Wayne James

Personal information
- Full name: Wayne Robert James
- Born: 27 August 1965 (age 60) Bulawayo, Southern Rhodesia
- Batting: Right-handed
- Role: Batsman, Wicket-keeper

International information
- National side: Zimbabwe (1992–1996);
- Test debut (cap 22): 16–21 December 1993 v Pakistan
- Last Test: 26–31 October 1994 v Sri Lanka
- ODI debut (cap 21): 23 February 1992 v Sri Lanka
- Last ODI: 3 September 1996 v Sri Lanka

Domestic team information
- 1992/93–1997/98: Matabeleland

Career statistics
| Competition | Tests | ODI | FC | LA |
| Matches | 4 | 11 | 40 | 36 |
| Runs scored | 61 | 101 | 2,442 | 468 |
| Batting average | 15.25 | 14.42 | 38.15 | 15.09 |
| 100s/50s | 0/0 | 0/0 | 3/16 | 0/0 |
| Top score | 33 | 29 | 215 | 57 |
| Catches/stumpings | 16/0 | 6/0 | 101/7 | 22/1 |
- Source: ESPNcricinfo, 8 February 2019

= Wayne James =

Zimbabwean cricketer (born 1965)

Wayne Robert James (born 27 August 1965) is a former cricketer who played as a wicket-keeper batsman for Zimbabwe. Between 2010 and 2014, James was also part of the selection panel for the national team.

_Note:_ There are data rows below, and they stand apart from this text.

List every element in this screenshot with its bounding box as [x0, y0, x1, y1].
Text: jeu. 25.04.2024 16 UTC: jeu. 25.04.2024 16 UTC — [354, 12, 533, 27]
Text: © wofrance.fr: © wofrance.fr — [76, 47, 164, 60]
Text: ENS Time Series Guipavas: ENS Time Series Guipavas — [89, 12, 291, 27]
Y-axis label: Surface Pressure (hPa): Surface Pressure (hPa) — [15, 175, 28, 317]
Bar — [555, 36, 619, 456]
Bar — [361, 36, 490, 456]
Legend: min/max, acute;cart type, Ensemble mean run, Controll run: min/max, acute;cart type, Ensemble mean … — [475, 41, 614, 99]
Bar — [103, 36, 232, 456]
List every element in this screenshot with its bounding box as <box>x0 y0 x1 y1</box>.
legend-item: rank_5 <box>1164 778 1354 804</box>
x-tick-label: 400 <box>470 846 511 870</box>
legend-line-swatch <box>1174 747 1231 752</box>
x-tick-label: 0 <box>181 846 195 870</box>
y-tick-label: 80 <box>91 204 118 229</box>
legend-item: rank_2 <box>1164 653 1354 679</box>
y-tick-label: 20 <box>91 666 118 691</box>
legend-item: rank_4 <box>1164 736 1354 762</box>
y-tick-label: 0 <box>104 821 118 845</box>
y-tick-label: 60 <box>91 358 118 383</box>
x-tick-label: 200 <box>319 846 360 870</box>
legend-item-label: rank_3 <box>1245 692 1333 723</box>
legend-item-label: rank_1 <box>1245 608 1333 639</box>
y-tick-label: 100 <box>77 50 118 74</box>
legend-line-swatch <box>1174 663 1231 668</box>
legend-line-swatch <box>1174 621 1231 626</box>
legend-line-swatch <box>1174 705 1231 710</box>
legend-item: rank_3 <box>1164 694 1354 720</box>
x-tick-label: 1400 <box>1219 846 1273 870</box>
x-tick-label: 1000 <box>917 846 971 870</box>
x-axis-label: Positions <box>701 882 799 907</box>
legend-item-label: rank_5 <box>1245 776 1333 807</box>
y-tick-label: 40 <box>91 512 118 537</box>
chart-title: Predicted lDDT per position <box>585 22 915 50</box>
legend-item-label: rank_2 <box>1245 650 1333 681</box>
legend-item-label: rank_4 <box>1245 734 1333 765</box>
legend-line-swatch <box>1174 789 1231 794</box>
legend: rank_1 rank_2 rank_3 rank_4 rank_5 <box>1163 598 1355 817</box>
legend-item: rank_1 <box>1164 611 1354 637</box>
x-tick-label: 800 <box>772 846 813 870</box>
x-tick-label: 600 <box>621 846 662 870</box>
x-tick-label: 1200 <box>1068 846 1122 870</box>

His highest first-class score of 215 was made for Matabeleland in the 1995–96 Logan Cup. In the final of the competition, he equaled the record of most dismissals in an innings by a wicket-keeper, with nine. By taking four catches in the second innings he also finished with a match record tally of dismissals with 13. In the same match as he set that record, he scored 99 runs while batting in the first innings and was left stranded on 99 not out in the second innings — the only player to have achieved this double near-miss.